By the Chinese Remainder Theorem, this number is congruent to 20005 mod 46189. If we brute-force the possible six digit numbers that satisfy this property, we find that 943785 satisfies the "G mod H" rule, as it is congruent to 3 mod 7, as well as the "no zeros" rule.


The second number TWENtY is divisible by NtY, which means that NtY divides TWE000. Additionally, NtY is a perfect cube. It can't be 1, 8, 27, 64, or 343, since all of those either have repeating digits or leading zeros.

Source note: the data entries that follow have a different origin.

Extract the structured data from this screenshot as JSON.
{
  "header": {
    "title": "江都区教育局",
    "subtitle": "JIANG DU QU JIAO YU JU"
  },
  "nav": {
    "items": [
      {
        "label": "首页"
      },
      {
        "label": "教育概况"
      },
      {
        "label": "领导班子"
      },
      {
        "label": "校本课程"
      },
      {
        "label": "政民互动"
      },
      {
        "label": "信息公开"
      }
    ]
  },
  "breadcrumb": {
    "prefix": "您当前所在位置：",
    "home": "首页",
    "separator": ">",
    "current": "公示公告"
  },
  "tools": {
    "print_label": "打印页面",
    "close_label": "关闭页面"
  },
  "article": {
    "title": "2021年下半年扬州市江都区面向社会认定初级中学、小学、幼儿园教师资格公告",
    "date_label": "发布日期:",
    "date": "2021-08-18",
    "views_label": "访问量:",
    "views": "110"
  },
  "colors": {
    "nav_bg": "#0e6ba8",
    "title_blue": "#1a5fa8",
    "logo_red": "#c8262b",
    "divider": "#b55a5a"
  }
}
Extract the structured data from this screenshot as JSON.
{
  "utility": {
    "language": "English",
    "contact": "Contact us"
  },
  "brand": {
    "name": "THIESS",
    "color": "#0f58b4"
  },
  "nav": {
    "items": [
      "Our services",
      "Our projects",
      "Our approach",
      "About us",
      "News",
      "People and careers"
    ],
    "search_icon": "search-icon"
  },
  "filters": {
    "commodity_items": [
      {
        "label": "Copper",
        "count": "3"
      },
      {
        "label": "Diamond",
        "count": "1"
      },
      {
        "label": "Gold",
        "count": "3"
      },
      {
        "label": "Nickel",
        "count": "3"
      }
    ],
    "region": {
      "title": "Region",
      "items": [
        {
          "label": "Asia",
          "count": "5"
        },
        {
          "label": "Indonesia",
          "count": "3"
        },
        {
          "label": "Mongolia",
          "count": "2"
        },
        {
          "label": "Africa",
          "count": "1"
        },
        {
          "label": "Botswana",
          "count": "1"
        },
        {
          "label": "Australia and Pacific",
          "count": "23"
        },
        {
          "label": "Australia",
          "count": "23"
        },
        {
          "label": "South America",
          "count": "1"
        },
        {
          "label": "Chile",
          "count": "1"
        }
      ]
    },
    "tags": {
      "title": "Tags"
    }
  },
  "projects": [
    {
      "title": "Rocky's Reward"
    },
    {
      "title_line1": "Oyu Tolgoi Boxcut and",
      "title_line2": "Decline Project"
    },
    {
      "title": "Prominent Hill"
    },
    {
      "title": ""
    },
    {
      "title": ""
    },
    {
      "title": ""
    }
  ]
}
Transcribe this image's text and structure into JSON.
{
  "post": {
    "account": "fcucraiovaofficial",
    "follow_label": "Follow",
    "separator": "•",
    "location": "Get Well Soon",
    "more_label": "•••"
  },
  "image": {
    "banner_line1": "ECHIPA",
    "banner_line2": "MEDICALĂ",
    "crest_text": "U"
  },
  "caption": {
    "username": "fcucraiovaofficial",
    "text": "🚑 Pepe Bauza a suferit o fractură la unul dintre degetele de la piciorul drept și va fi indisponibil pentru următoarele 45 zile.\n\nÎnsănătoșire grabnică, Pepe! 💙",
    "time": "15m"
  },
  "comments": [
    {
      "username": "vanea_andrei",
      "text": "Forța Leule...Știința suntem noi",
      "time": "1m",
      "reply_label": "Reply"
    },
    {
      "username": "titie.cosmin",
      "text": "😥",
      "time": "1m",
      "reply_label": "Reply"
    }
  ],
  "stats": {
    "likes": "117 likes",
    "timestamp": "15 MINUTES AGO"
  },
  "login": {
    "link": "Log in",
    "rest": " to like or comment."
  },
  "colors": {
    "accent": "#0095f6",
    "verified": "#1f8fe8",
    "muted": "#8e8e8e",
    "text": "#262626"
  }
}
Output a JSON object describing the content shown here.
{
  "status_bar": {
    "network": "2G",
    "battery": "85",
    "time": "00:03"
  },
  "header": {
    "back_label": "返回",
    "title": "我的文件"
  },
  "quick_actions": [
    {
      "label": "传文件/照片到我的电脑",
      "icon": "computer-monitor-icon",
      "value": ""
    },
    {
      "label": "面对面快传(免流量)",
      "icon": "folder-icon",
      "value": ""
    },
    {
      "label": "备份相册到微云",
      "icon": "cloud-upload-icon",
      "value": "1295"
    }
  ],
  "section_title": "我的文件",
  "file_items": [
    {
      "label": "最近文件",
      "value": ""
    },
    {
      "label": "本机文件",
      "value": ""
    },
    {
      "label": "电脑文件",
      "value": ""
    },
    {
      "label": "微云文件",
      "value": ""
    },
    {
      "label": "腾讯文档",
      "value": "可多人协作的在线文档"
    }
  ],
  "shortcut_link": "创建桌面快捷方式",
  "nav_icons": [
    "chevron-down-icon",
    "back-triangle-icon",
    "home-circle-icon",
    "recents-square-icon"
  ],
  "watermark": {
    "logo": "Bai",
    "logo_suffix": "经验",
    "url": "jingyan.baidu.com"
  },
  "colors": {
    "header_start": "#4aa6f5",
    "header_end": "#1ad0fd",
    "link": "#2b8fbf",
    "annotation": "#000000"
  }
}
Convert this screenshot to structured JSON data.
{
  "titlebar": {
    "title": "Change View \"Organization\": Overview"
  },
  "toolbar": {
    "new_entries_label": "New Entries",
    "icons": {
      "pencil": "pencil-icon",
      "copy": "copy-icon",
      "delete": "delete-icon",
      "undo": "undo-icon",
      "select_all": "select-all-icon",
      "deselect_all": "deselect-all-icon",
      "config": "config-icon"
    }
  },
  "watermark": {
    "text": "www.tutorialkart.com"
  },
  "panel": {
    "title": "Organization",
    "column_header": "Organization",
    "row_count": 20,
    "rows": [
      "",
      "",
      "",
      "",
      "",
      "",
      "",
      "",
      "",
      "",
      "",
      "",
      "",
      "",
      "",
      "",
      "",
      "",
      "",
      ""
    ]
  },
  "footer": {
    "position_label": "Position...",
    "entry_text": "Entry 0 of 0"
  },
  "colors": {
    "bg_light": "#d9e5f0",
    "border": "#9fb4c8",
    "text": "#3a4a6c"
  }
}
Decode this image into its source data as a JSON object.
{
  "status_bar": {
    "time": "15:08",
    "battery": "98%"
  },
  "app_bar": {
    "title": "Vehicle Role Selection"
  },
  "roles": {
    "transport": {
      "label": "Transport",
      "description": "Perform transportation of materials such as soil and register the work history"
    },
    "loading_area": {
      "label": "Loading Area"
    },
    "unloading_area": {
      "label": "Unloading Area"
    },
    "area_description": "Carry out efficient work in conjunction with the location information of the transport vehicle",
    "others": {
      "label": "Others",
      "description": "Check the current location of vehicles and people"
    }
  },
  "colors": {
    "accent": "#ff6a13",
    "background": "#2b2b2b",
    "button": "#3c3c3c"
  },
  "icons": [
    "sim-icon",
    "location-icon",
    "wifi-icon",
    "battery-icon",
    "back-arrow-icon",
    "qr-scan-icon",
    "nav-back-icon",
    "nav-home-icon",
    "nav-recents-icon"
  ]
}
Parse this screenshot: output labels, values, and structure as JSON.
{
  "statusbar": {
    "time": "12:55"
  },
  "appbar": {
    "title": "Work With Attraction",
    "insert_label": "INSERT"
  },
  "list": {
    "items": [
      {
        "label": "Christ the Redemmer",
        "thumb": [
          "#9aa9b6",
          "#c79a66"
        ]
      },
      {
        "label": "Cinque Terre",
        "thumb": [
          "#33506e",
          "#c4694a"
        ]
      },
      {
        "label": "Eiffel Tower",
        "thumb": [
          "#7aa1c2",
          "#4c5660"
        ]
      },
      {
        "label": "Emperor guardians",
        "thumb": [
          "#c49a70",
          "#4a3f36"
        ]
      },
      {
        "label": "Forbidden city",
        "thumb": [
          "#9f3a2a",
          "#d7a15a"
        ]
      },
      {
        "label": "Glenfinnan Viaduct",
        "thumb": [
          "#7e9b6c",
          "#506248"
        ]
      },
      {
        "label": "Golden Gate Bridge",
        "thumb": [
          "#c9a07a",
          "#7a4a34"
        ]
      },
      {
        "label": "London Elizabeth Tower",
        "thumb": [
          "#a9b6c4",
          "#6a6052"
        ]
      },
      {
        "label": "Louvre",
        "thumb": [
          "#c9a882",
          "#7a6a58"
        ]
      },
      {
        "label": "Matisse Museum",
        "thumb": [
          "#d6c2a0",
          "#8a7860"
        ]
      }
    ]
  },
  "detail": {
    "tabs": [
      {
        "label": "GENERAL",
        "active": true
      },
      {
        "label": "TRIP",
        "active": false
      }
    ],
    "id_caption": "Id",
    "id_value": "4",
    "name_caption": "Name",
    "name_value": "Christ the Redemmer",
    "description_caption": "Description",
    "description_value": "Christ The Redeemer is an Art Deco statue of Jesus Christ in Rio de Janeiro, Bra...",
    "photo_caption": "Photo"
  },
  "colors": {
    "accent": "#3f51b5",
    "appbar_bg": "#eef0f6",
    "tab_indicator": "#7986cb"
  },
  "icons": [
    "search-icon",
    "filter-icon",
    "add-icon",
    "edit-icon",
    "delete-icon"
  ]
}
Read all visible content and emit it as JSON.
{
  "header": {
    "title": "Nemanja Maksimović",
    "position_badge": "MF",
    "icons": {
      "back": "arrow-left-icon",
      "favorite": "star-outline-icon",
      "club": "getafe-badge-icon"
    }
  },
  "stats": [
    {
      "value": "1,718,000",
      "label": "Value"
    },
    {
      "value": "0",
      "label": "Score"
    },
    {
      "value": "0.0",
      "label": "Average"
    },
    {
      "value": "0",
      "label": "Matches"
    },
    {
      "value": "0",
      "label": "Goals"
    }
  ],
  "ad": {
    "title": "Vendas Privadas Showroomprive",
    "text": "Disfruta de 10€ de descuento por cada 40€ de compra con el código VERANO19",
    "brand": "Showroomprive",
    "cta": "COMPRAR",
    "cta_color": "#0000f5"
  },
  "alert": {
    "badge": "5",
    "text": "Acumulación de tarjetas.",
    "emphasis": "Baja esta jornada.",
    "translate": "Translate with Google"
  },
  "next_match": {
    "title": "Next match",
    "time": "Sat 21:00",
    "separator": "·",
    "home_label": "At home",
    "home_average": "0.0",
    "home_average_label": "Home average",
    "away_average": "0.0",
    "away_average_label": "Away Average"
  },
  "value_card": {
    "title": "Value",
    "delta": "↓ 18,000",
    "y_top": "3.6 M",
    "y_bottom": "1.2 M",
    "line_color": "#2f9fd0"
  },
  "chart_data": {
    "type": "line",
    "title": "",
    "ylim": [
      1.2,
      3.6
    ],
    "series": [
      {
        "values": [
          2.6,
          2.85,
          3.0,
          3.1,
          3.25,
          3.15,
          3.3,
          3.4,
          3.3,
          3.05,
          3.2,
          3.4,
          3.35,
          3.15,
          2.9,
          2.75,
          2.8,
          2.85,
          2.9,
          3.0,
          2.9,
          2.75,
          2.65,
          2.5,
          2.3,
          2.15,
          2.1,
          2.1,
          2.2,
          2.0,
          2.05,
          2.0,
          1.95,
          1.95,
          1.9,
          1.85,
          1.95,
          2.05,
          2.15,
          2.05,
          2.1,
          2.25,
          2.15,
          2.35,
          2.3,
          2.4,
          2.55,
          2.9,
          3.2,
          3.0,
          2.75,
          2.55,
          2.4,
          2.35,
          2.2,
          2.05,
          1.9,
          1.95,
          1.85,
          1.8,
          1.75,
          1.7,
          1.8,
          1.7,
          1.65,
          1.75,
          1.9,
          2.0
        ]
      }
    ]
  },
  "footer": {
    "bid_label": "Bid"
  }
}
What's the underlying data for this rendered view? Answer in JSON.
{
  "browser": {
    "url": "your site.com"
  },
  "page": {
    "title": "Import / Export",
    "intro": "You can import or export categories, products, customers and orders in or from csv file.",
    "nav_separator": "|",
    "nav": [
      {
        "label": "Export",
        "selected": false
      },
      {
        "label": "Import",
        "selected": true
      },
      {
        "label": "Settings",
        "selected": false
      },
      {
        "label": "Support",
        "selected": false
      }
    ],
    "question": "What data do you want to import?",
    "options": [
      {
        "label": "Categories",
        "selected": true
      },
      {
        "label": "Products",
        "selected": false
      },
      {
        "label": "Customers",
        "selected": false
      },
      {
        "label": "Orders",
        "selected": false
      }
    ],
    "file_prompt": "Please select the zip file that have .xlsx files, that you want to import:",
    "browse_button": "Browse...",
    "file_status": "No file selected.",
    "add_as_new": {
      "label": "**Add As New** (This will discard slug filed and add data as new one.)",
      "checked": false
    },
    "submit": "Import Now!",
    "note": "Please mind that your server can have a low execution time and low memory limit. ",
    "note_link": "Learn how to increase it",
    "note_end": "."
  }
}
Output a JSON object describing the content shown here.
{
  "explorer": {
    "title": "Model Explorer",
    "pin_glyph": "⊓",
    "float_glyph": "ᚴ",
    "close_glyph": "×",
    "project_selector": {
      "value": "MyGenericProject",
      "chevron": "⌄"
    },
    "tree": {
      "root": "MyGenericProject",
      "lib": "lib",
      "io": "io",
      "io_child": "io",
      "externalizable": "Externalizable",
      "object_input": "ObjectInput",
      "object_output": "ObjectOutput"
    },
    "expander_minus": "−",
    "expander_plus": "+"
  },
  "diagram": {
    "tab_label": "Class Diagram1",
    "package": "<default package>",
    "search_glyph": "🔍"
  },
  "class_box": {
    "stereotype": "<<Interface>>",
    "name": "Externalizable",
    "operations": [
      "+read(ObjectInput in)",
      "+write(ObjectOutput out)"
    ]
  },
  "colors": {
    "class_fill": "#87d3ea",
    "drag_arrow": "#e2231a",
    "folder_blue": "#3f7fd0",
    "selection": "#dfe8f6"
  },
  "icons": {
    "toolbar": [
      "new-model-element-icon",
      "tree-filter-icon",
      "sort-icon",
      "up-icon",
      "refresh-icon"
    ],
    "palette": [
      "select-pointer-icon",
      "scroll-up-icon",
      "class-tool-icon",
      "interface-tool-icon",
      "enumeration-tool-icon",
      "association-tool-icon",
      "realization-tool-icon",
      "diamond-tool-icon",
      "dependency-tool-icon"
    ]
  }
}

So, let's try the other cases one-by-one and see what we get.

  1. NtY = 216

    In this case, the smallest multiple of 1000 that divides by 216 is 27000. The only numbers hence that have no repeating digits or zeros are 378216, 459216, 594216, 783216, 837216, and 945216, none of which satisfy the "WE = perfect square" rule.

  2. NtY = 512

    In this case, the smallest multiple of 1000 that divides by 512 is 64000. The only numbers hence that have no repeating digits or zeros are 384512, 768512, and 896512, again none of which satisfy the "WE = perfect square" rule.

  3. NtY = 729

    In this case, the smallest multiple of 1000 that divides by 729 is 729000 itself.

  4. NtY = 125

    In this case, every multiple of 1000 is divisible by 125. So we look at the composition of WE as well. It can't be 1, 4, or 9, since those have leading zeros. It can't be 16, 25, or 81, since those share digits with 125. And finally, it can't be 36 or 64, since those are even and a number ending in "5" is not even. So WE = 49.

    With this information, we iterate through all the possible values of T to find that 349125 is divisible by all of 3, 49, and 125, as required.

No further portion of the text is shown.